Mika scrive una lettera per Beirut: “Ti risolleverai, come sempre hai fatto. E io sarò lì”

La lettera di Mika per Beirut, la città che gli ha dato i natali: le splendide parole del cantante a pochi giorni dall’esplosione che ha devastato la capitale del Libano.

Passano i giorni, ma il dolore per Beirut non scompare. Sull’orlo di una guerra civile, la città prova a reagire, tra mille difficoltà. E c’è chi, anche a distanza, condivide le sofferenze atroci degli abitanti della metropoli mediorientale. Tra questi Mika, che a Beirut ci è nato e che vanta origini libanesi da parte di madre. Proprio per questo il cantautore ha voluto condividere una sua lettera per Beirut, pubblicata dal Corriere della Sera il 9 agosto.

La lettera di Mika per Beirut

Mia cara Beirut“, scrive il giudice di X Factor 2020, “mi sento al tempo stesso così vicino e così lontano da te“. Sentimenti contrastanti per l’artista, che sente la vicinanza alla propria città “devastata dall’apocalisse“, ai suoi fratelli e alle sue sorelle, nei cui occhi intravede il terrore e le lacrime.

Mika

Allo stesso tempo, però, si sente così lontano da Beirut, e non riesce a smettere di pensare al rumore assordante delle due esplosioni, alle grida delle famiglie in lutto e delle vittime frastornate, che si confondono con le sirene spiegate delle ambulanze nel cuore della notte.

Mika: le parole per Beirut

L’artista nato a Beirut cita quindi il poeta libanese Khalil Gibran: “Per arrivare all’alba non c’è altra via che la notte“. Perché da mesi Beirut aveva imboccato di nuovo la via della notte, tra divisione, conflitti alle frontiere, corruzione, impotenza dei governanti, crisi monetarie da cui è scaturita miseria nelle famiglie, e poi la maledetta pandemia del Covid.
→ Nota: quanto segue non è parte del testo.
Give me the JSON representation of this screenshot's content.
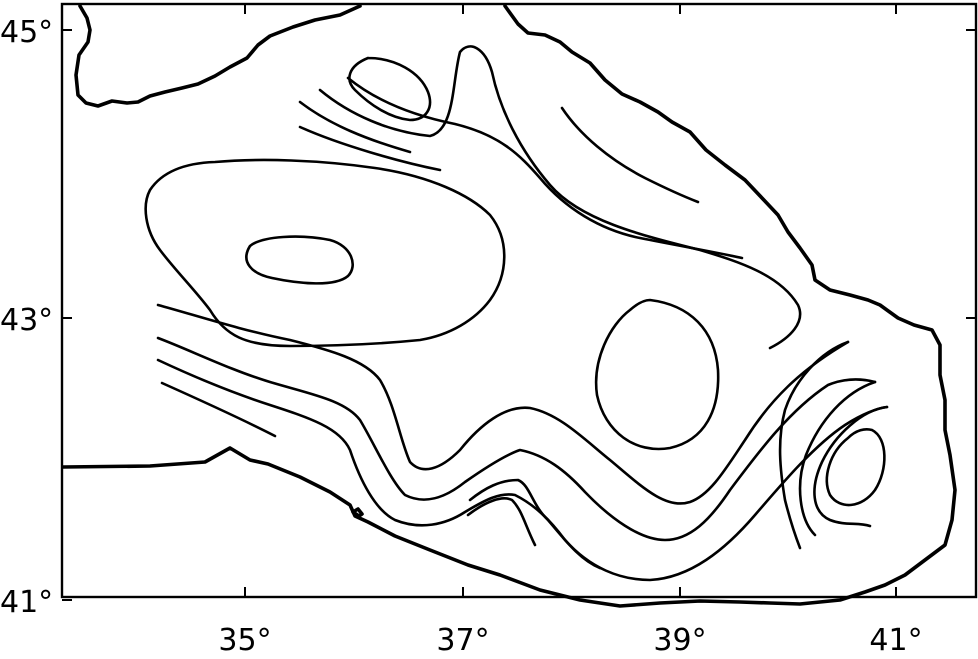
{
  "map": {
    "lon_labels": [
      "35°",
      "37°",
      "39°",
      "41°"
    ],
    "lat_labels": [
      "45°",
      "43°",
      "41°"
    ],
    "colors": {
      "ink": "#000000",
      "background": "#ffffff"
    }
  }
}
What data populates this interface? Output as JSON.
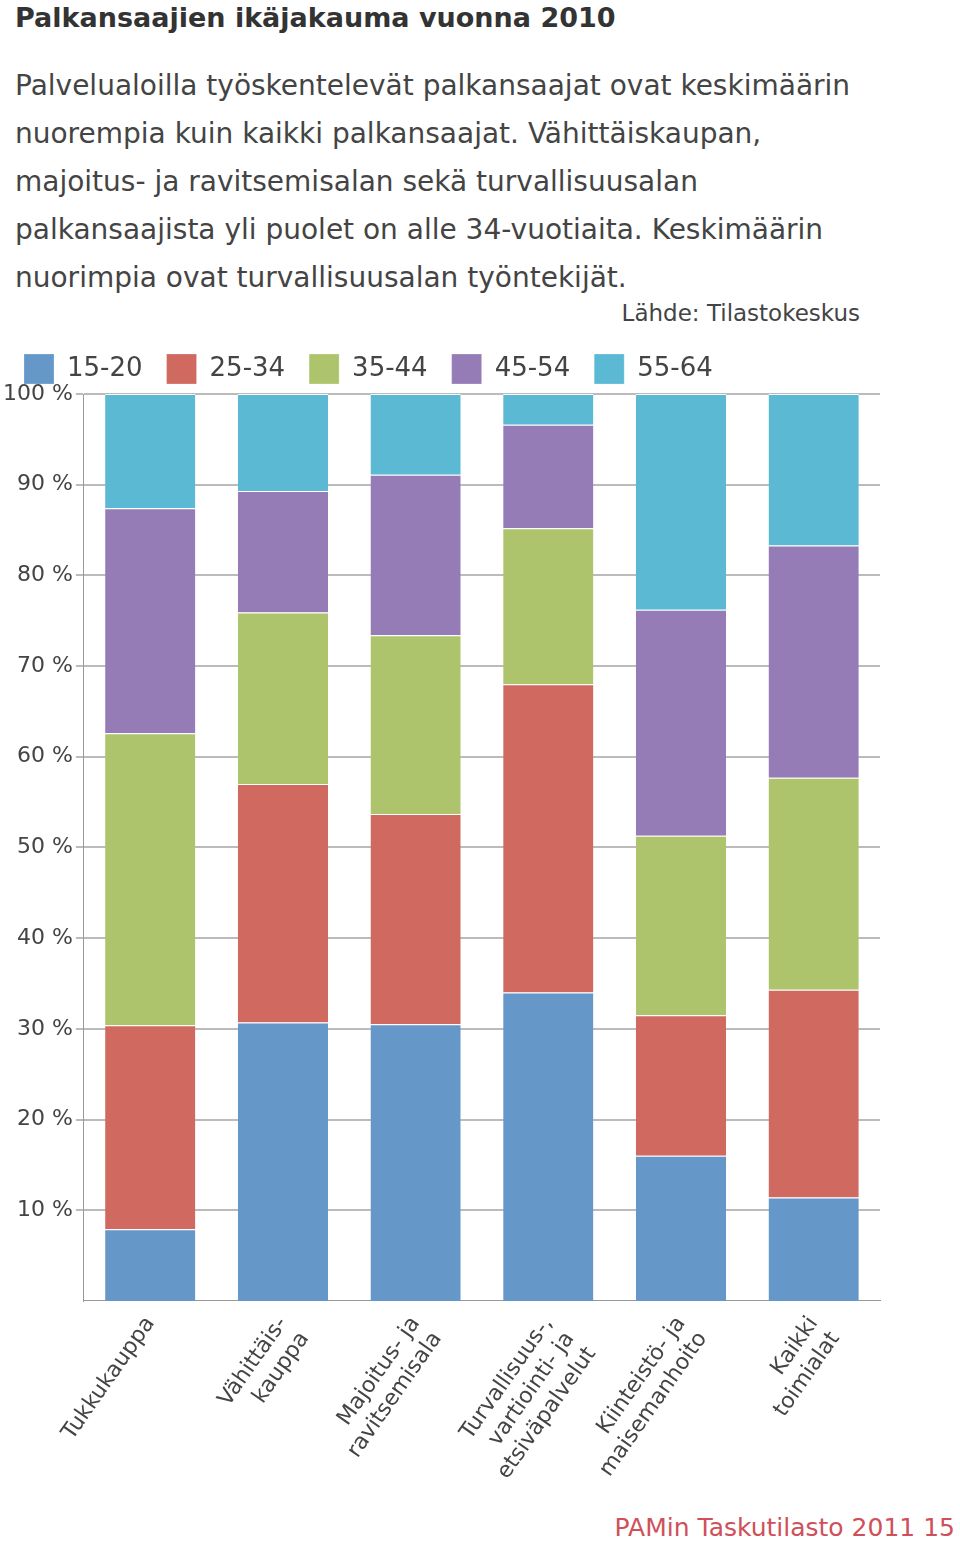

E poi le esplosioni, per il cantautore simbolo di un sistema che va a pezzi.

Dicono che la catastrofe sia un tragico epilogo“, conclude Mika, “l’ultima di una serie di disgrazie. Dopo la notte arriverà l’alba. Conosco la tua resilienza, la tua forza, lo spirito di solidarietà nutrito dall’amalgama di culture che contraddistingue questa terra a metà strada tra il mondo arabo e l’Europa. Domani ti risolleverai come hai sempre fatto. La musica tornerà a risuonare dalle finestre, i corpi danzeranno tra i tavoli all’aperto, i profumi si spanderanno dalle cucine. E io sarò lì“.